- Born: Mercy Burdett Money-Coutts 16 April 1910 Devon, England
- Died: 1 September 1993 (aged 83)
- Occupation: Archaeologist
- Known for: Working with John Pendlebury
- Spouse: Michael Seiradakis
- Children: John Hugh Seiradakis, Sophia Hester Seiradaki

= Mercy Seiradaki =

British archaeologist

Note: In the Greek language Seiradaki is the customary last name for a woman married to someone called Seiradakis. More information here.

Mercy Seiradaki (née Money-Coutts; 16 April 1910 – 1 September 1993) was a British archaeologist who worked in Crete in the 1930s, mostly on projects led by John Pendlebury, including excavations at Knossos. She co-authored several reports on the work undertaken with him and published a later key text on the pottery from Karphi in 1960. During the war she worked at Bletchley Park, and then joined the Red Cross.

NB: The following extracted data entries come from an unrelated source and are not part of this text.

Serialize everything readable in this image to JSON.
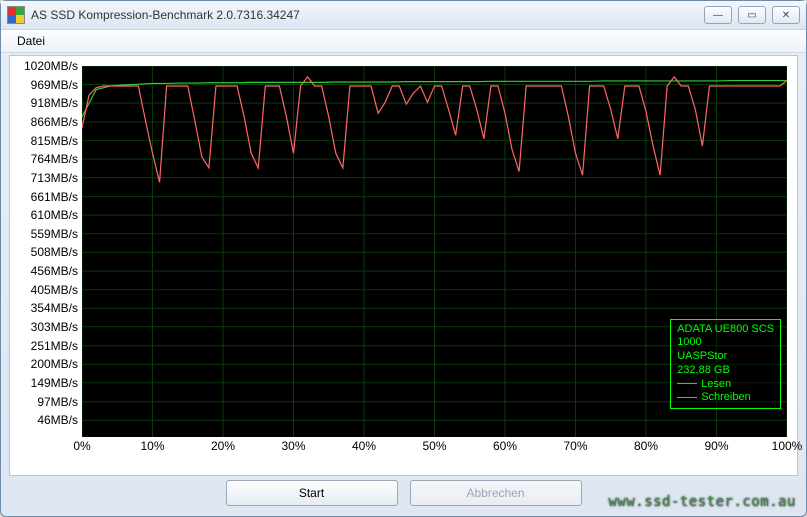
{
  "window": {
    "title": "AS SSD Kompression-Benchmark 2.0.7316.34247"
  },
  "menubar": {
    "file": "Datei"
  },
  "buttons": {
    "start": "Start",
    "abort": "Abbrechen"
  },
  "legend": {
    "device": "ADATA UE800 SCS",
    "fw": "1000",
    "driver": "UASPStor",
    "capacity": "232,88 GB",
    "read": "Lesen",
    "write": "Schreiben"
  },
  "watermark": "www.ssd-tester.com.au",
  "chart_data": {
    "type": "line",
    "xlabel": "",
    "ylabel": "",
    "xlim": [
      0,
      100
    ],
    "ylim": [
      0,
      1020
    ],
    "y_ticks": [
      46,
      97,
      149,
      200,
      251,
      303,
      354,
      405,
      456,
      508,
      559,
      610,
      661,
      713,
      764,
      815,
      866,
      918,
      969,
      1020
    ],
    "y_tick_suffix": "MB/s",
    "x_ticks": [
      0,
      10,
      20,
      30,
      40,
      50,
      60,
      70,
      80,
      90,
      100
    ],
    "x_tick_suffix": "%",
    "series": [
      {
        "name": "Lesen",
        "color": "#33cc33",
        "x": [
          0,
          2,
          4,
          6,
          8,
          10,
          12,
          14,
          16,
          18,
          20,
          22,
          24,
          26,
          28,
          30,
          32,
          34,
          36,
          38,
          40,
          42,
          44,
          46,
          48,
          50,
          52,
          54,
          56,
          58,
          60,
          62,
          64,
          66,
          68,
          70,
          72,
          74,
          76,
          78,
          80,
          82,
          84,
          86,
          88,
          90,
          92,
          94,
          96,
          98,
          100
        ],
        "y": [
          880,
          955,
          965,
          968,
          970,
          972,
          972,
          973,
          973,
          974,
          974,
          974,
          975,
          975,
          975,
          975,
          975,
          975,
          976,
          976,
          976,
          976,
          976,
          977,
          977,
          977,
          977,
          977,
          977,
          978,
          978,
          978,
          978,
          978,
          978,
          978,
          978,
          979,
          979,
          979,
          979,
          979,
          979,
          979,
          979,
          979,
          980,
          980,
          980,
          980,
          980
        ]
      },
      {
        "name": "Schreiben",
        "color": "#ff6666",
        "x": [
          0,
          1,
          2,
          3,
          4,
          5,
          6,
          7,
          8,
          9,
          10,
          11,
          12,
          13,
          14,
          15,
          16,
          17,
          18,
          19,
          20,
          21,
          22,
          23,
          24,
          25,
          26,
          27,
          28,
          29,
          30,
          31,
          32,
          33,
          34,
          35,
          36,
          37,
          38,
          39,
          40,
          41,
          42,
          43,
          44,
          45,
          46,
          47,
          48,
          49,
          50,
          51,
          52,
          53,
          54,
          55,
          56,
          57,
          58,
          59,
          60,
          61,
          62,
          63,
          64,
          65,
          66,
          67,
          68,
          69,
          70,
          71,
          72,
          73,
          74,
          75,
          76,
          77,
          78,
          79,
          80,
          81,
          82,
          83,
          84,
          85,
          86,
          87,
          88,
          89,
          90,
          91,
          92,
          93,
          94,
          95,
          96,
          97,
          98,
          99,
          100
        ],
        "y": [
          850,
          940,
          960,
          965,
          965,
          965,
          965,
          965,
          965,
          870,
          780,
          700,
          965,
          965,
          965,
          965,
          870,
          770,
          740,
          965,
          965,
          965,
          965,
          880,
          780,
          740,
          965,
          965,
          965,
          880,
          780,
          965,
          990,
          965,
          965,
          880,
          780,
          740,
          965,
          965,
          965,
          965,
          890,
          920,
          965,
          965,
          915,
          945,
          965,
          920,
          965,
          965,
          900,
          830,
          965,
          965,
          900,
          820,
          965,
          965,
          890,
          790,
          730,
          965,
          965,
          965,
          965,
          965,
          965,
          880,
          780,
          720,
          965,
          965,
          965,
          900,
          820,
          965,
          965,
          965,
          895,
          800,
          720,
          965,
          990,
          965,
          965,
          900,
          800,
          965,
          965,
          965,
          965,
          965,
          965,
          965,
          965,
          965,
          965,
          965,
          980
        ]
      }
    ]
  }
}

She worked with the United Nations Relief and Rehabilitation Administration (UNRRA) in Crete in the post-war years and lived in Greece for the rest of her life.

== Personal life ==
Mercy Burdett Money-Coutts was born on 16 April 1910 in Devon into an upper-class family, the only daughter of Hester Frances née Russell and Hugh Burdett Money-Coutts, later Baron Latymer. Unsurprisingly for a girl of her background, she was privately educated at home and presented at court before going to Lady Margaret Hall at Oxford University, and she entered enthusiastically into traditional English field sports. This background developed certain qualities helpful to her later work in archaeology. As well as being well-read and skilled in drawing, she built up physical stamina while deer stalking.

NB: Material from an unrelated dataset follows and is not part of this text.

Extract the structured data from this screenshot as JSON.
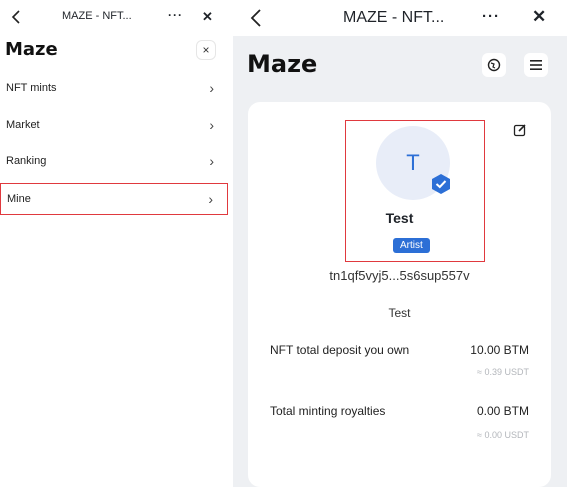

When, at the age of 37, she married Michael Seiradakis, a Cretan from an ordinary village background, her parents did not go the wedding, though a conventional announcement appeared in The Times.

== Education and work ==

After graduating in Modern History in 1932 she asked Arthur Evans to accept her as a student helper at Knossos. Evans had led this major project for decades but by this time excavations were directed by John Pendlebury, who became a mentor to Seiradaki. As well as excavating he undertook a major reorganisation of the on-site Stratigraphical Museum, a task in which Seiradaki would take a large part. She was accepted as a student of the British School at Athens at the same time as Edith Eccles who became a friend with whom she worked and travelled. Her endurance and stamina on difficult journeys over mountain tracks were noteworthy. There were several young women archaeologists from the UK and all were determined not to be put off by difficult terrain and challenging routes, and yet Seiradaki stood out for her reluctance even to ride a mule instead of walking.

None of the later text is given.